The Spencer Foundation has been working on finding way to get philosophers and political theorists more engaged with issues in educational policy and practice. (Thanks to Richard Kahlenberg for calling attention to Spencer’s recent conference on this subject in an Innovations blog post. See http://chronicle.com/blogs/innovations/calling-philosophers-of-education/30542.) Many philosophers know a lot about, and especially know how to think well about, questions about values and morality – questions of a kind that abound in education.
A big challenge in tapping into what philosophers have to offer to work on contemporary educational issues is that they don’t for the most part know much in detail about actual problems of policy and practice in education. Even many philosophers of education are most at home working at high levels of abstraction, questions say of ultimate purposes in education or the basic justifications for requiring children to go to school. They, understandably, lack the time to develop the more detailed institutional knowledge needed to contribute to digging into problems like whether patterns of government subsidy across different types of colleges are fair.
A few philosophers, to their credit, have mastered a great deal of relevant institutional and social-science knowledge across a broad spectrum of educational topics. We want more philosophers to acquire that kind of mastery but we also need the help of philosophers who are not prepared to make such a full-bore commitment to educational topics. One way to make that happen is to encourage philosophers to become part of multi-disciplinary teams.
And that can be quite a challenge too. A quick review of the table of contents of almost any philosophy journal will show that the vast majority of articles are single-authored: philosophers aren’t known for teamwork, even among their own kind. This is sharply different from the natural sciences and even from large parts of the social sciences.

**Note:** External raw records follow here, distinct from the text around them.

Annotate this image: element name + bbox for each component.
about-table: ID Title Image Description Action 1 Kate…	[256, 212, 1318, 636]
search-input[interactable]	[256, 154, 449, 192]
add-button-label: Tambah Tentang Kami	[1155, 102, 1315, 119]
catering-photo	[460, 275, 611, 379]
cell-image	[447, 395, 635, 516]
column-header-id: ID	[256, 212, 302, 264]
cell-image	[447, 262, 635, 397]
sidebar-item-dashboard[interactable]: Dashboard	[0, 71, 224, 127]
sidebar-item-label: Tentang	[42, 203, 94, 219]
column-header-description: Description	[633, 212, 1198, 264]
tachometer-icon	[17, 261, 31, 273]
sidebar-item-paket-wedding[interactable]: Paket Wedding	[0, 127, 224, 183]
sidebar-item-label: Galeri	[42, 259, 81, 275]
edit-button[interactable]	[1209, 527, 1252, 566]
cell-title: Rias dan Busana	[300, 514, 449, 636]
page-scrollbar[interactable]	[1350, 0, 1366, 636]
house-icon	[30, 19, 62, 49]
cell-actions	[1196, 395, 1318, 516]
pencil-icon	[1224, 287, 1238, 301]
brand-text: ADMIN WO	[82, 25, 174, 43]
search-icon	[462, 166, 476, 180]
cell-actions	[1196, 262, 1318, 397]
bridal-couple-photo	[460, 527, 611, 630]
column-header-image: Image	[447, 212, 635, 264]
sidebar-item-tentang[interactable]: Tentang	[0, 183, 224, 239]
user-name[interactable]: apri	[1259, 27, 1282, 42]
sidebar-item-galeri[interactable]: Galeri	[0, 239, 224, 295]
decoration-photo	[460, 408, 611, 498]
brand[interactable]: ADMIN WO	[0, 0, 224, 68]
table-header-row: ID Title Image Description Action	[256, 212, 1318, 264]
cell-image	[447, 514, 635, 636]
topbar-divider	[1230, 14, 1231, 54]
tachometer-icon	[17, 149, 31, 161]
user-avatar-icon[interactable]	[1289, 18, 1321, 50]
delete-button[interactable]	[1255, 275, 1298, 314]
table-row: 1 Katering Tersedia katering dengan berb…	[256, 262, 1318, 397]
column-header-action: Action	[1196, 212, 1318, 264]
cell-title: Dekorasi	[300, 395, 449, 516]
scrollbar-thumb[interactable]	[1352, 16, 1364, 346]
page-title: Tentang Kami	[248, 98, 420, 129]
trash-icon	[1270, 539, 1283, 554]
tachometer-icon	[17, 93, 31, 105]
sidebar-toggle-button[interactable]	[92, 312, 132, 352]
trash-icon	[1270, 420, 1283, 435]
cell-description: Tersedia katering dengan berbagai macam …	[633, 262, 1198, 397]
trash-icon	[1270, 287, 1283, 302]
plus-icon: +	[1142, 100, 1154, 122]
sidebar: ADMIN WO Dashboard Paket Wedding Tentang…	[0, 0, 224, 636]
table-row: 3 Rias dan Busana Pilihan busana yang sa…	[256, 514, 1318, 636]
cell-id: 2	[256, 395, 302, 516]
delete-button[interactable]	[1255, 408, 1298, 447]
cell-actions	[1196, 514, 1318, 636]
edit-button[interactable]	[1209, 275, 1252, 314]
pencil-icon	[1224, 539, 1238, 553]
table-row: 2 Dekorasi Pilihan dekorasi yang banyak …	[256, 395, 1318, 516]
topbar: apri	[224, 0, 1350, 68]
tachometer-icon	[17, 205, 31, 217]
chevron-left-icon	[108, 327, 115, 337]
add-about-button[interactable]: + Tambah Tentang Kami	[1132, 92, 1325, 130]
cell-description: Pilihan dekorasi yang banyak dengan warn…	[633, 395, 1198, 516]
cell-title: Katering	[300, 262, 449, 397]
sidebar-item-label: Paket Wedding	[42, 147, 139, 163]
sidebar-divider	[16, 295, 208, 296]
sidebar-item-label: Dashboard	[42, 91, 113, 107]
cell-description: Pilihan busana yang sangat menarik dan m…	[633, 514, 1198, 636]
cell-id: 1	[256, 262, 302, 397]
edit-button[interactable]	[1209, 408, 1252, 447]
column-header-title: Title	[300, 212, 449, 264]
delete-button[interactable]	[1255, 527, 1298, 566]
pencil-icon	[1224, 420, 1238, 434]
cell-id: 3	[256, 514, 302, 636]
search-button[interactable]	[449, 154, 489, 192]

This reality has probably come about partly owing to the nature of the work and partly for more pragmatic reasons: You can construct an argument sitting alone in a room, but it takes a village to mount a major survey or field experiment. (A familiar joke among philosophers is that theirs is the only profession where research can be done even more cheaply than in mathematics, where all a professor needs is a pad of paper, a pencil, and an eraser. Philosophy is cheaper because philosophers don’t need the eraser.) But whatever the causes, philosophers have by and large acquired the habit of working alone.
That’s not an easy habit to break, although the field of medical ethics, which has made great strides, shows to advantage what is possible when philosophers contribute to multi-disciplinary inquiry. A cognitive obstacle to entering into this sort of problem-based teamwork, especially if you’re not used to it, is that you don’t get to set the terms of debate, but instead have to relate your thinking to a variety of disciplinary outlooks. Among social scientists, this may be a particularly large challenge for economists, who tend to think that their familiar apparatus of cost, benefit, efficiency, and optimization is the one and only sound organizing framework.
Philosophers wouldn’t make that mistake – indeed a philosopher on a team could help an economist broaden her vision beyond that perspective. Our hunch is that philosophers are more likely to have trouble struggling with the messiness of real-world issues. Philosophers spend much of their time living in a world of made-up thought experiments and “toy” examples. These can be terrifically useful tools of thought, but they often map awkwardly onto real world questions, especially because the available data are often ambiguous and incomplete. A philosopher friend once commented that the thing he liked about economists was that they shared the view that the observation “that’s an empirical question” was a way to end a conversation. That degree of detachment is not easy to maintain as a member of a problem-solving team.
A philosopher joining a teamwork setting is agreeing to enter into something like a consulting role. Often the careful reasoning and attention to tacit assumptions that are part of the philosopher’s craft can help people see better the structure and the tacit assumptions of their own arguments. A nice example comes from work by Harry Brighouse, a partner in our overall project and a philosopher at the University of Wisconsin at Madison. Typically, questions about fairness in aid and admission at selective universities focus on the fair distribution of benefits to students who are enrolled at the university or are at least plausible candidates for admission. This framework implicitly assumes that these fairness questions don’t need to take account of that broader group of young people whom the university’s policy systematically excludes from participation in the university community. To make this point, the philosopher need not have an answer to the question of how the university should justify its policies to those who are excluded, but instead simply frames it as a question to be discussed rather than disregarded. This sort of contribution can be an enormous help to the group’s thinking.
Pointing out the skipped steps and overlooked assumptions in other people’s arguments is in some ways a humble role for a philosopher to accept. But as we know, humility is a virtue. As Keynes once wrote of members of his own profession, “If economists could manage to get themselves thought of as humble, competent people on a level with dentists, that would be splendid.”